Salomėja Bačinskaitė-Bučienė, mostly known by her pen nameNėris (Lithuanian pronunciation:[sɐɫɔˈmeːjɐneːˈrɪs]; 17 November 1904 – 7 July 1945) was a Lithuanian poet.
After she was a teacher in Lazdijai, Kaunas, and Panevėžys, her first collection of poems titled Anksti rytą (In the Early Morning), was published in 1927.
In 1928, Salomėja graduated from the university and was appointed to teach German language at the gymnasium of the Žiburys Society in Lazdijai. Until 1931, Nėris contributed to nationalist and Roman Catholic publications. While studying German in Vienna, in 1929, Salomėja met Lithuanian medical student Bronius Zubrickas and became attracted to him. Zubrickas had socialist views and Salomėja engaged in socialist activities in order to court him.[1]
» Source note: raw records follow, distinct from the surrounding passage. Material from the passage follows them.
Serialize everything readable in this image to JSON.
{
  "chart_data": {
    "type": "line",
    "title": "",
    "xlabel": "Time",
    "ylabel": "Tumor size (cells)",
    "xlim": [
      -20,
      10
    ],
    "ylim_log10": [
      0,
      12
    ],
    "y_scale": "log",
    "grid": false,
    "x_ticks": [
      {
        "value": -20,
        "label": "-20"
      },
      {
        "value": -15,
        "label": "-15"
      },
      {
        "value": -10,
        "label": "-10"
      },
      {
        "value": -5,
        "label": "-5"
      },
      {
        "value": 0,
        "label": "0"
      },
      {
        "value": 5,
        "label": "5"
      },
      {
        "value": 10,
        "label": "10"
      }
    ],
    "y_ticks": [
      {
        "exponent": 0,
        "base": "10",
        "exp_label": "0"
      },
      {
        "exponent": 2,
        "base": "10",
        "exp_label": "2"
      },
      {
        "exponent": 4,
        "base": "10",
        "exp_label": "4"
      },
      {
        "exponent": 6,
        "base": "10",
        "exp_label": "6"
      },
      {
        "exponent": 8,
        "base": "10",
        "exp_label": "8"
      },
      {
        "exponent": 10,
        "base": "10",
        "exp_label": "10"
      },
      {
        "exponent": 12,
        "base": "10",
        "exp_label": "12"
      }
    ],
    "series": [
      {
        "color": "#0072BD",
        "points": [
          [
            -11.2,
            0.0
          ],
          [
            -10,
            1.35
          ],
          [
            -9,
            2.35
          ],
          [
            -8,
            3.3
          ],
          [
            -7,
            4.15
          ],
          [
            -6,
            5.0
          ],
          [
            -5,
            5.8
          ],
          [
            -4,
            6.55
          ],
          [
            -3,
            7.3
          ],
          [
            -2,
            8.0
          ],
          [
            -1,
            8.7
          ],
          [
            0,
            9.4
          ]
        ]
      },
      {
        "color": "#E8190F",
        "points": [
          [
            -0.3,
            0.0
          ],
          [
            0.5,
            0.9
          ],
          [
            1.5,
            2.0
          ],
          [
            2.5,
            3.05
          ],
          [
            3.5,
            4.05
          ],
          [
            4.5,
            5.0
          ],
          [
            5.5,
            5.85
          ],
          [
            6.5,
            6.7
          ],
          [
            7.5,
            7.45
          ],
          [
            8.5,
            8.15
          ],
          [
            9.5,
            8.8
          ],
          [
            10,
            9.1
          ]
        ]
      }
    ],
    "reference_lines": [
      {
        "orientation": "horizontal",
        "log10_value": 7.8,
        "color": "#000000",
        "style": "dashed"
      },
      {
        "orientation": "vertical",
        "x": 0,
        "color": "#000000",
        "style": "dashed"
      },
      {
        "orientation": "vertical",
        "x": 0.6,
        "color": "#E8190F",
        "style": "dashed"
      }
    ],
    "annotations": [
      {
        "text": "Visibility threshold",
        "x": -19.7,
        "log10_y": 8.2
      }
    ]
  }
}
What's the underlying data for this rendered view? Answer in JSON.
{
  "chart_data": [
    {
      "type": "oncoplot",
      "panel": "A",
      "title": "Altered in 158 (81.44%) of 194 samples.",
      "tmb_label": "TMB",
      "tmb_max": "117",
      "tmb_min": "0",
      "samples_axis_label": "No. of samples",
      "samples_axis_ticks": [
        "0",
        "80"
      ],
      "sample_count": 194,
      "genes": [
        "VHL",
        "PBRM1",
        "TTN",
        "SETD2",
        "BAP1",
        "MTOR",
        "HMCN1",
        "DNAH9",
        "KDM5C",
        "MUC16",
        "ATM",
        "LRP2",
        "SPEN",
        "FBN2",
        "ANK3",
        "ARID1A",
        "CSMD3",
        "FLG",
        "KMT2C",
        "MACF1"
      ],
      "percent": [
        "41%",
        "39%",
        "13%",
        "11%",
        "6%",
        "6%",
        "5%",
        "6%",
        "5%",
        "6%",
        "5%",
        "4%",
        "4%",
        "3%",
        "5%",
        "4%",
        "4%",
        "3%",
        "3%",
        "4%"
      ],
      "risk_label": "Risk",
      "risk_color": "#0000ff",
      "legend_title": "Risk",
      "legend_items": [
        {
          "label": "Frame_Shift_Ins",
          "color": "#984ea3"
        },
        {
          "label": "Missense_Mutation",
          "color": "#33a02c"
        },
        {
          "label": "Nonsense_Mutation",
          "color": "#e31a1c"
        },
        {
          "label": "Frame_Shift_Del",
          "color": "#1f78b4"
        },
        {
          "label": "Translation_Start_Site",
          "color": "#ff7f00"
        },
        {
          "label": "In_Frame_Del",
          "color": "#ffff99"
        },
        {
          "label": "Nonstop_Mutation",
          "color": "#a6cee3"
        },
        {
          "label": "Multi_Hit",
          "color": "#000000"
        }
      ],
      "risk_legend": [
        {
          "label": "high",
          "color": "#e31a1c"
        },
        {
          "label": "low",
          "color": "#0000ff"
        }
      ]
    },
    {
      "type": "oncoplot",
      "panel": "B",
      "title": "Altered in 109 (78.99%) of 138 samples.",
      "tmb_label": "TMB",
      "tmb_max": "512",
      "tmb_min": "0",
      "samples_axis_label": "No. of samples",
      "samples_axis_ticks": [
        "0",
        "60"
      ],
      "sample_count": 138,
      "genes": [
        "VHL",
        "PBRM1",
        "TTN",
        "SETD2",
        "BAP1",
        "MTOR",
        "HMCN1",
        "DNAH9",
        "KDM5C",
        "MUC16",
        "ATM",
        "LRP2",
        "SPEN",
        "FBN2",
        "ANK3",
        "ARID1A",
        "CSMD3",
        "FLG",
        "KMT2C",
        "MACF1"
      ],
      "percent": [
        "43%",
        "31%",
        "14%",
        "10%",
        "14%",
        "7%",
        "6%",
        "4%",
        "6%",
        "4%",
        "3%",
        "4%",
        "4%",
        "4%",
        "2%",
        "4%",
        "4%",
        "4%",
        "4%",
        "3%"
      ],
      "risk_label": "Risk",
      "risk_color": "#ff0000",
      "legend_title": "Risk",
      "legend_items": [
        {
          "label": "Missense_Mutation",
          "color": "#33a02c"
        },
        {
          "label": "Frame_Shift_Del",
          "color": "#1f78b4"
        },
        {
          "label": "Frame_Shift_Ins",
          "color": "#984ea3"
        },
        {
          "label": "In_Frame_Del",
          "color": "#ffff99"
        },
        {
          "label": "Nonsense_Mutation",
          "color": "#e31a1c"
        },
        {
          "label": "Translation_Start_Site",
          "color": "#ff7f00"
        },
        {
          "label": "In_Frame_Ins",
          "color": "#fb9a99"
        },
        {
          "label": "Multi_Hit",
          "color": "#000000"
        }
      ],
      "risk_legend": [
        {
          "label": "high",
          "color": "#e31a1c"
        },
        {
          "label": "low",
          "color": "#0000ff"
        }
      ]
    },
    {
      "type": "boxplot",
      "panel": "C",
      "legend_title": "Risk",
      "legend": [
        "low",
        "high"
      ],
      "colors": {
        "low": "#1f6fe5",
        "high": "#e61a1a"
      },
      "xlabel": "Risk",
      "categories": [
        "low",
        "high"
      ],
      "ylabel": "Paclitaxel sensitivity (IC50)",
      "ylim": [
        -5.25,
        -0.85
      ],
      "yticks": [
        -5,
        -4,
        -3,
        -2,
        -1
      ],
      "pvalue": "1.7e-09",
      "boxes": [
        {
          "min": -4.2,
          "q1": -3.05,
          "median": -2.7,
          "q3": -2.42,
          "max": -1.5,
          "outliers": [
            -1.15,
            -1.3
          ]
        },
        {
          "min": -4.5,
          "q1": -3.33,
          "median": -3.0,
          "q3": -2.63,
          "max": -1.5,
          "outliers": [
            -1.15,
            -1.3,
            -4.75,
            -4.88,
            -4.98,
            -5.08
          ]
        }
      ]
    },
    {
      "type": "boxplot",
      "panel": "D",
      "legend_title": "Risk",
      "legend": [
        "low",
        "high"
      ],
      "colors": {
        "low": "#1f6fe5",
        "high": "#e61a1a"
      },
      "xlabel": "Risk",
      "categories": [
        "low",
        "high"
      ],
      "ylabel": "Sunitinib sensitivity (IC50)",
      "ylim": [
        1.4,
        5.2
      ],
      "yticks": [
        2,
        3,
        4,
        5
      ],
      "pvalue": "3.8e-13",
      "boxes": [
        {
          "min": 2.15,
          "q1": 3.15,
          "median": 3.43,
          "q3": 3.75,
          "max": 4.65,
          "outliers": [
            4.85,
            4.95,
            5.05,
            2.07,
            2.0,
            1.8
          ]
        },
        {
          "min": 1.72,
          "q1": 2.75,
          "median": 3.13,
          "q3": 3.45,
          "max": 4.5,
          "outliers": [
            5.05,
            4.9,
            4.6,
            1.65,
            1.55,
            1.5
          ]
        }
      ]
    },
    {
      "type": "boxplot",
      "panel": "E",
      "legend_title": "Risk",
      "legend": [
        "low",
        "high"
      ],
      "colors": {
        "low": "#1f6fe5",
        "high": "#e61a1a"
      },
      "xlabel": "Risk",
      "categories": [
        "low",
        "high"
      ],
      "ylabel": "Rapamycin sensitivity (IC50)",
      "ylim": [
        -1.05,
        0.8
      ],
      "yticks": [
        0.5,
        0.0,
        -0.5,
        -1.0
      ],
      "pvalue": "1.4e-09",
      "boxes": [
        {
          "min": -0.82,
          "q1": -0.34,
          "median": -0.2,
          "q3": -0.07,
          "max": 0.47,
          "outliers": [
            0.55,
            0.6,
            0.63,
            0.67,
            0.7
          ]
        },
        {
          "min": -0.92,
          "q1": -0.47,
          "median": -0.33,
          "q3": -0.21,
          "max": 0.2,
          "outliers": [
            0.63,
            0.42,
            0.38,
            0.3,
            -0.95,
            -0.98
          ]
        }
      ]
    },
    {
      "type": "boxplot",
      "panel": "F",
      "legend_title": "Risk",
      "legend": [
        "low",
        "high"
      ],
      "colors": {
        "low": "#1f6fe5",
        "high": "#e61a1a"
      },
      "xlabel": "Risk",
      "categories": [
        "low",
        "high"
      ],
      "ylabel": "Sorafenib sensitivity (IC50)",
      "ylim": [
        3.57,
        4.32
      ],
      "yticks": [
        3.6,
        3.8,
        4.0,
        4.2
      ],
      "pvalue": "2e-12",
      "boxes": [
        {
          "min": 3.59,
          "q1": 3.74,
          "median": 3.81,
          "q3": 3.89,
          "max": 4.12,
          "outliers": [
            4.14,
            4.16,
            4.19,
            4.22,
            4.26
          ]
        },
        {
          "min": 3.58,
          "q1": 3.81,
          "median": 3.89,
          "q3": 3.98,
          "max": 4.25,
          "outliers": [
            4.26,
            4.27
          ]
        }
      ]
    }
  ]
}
In 1931, Salomėja moved to live in Kaunas, where she gave lessons and edited Lithuanian folk tales. In the second collection of Salomėja's poetry, Pėdos smėly(The Footprints in the Sand), there is evidence of the onset of a profound spiritual crisis. In the same year, verses containing revolutionary motifs were published in the pro-communist literary journal Trečias frontas (The Third Front).
A promise to work for communism was also published. However, it was not written by her. It was written by the chief ideological editor of Trečias frontas, Kostas Korsakas, and communist activist Valys Drazdauskas (Salomėja was more interested in writing poetry than in declarations, politics and theories about art).[2]
Salomėja Nėris was awarded the State Literature Prize in 1938.
She was a member of the Catholic youth and student organization Ateitis.
Salomėja was requested to write a poem in honour of Stalin and was subsequently awarded the Stalin Prize (posthumously, in 1947). After that, she wrote more verses on the theme, as encouraged by the Soviet Communist Party officials. She spent World War II in the Russian SFSR.
Salomėja Nėris returned to Kaunas but was diagnosed and died of liver cancer in a Moscow hospital in 1945.[3] Her last poems show deep affection for Lithuania itself. She was buried in Kaunas, in a square of the Museum of Culture, and later re-interred in the Cemetery of Petrašiūnai.
Pseudonym
Her original pen name was Neris, the name of the second biggest Lithuanian river. In 1940, she received a letter from her students calling her a traitor to her homeland and asking her not to use the name of the River Neris. She added a grave accent to the "e" and used only the pen name Nėris, which until then had no particular meaning.[2]
Works
Pėdos smėly. – Kaunas: Sakalas, 1931. – 61p.
Per lūžtantį ledą. – Kaunas: Sakalas, 1931. – 48p.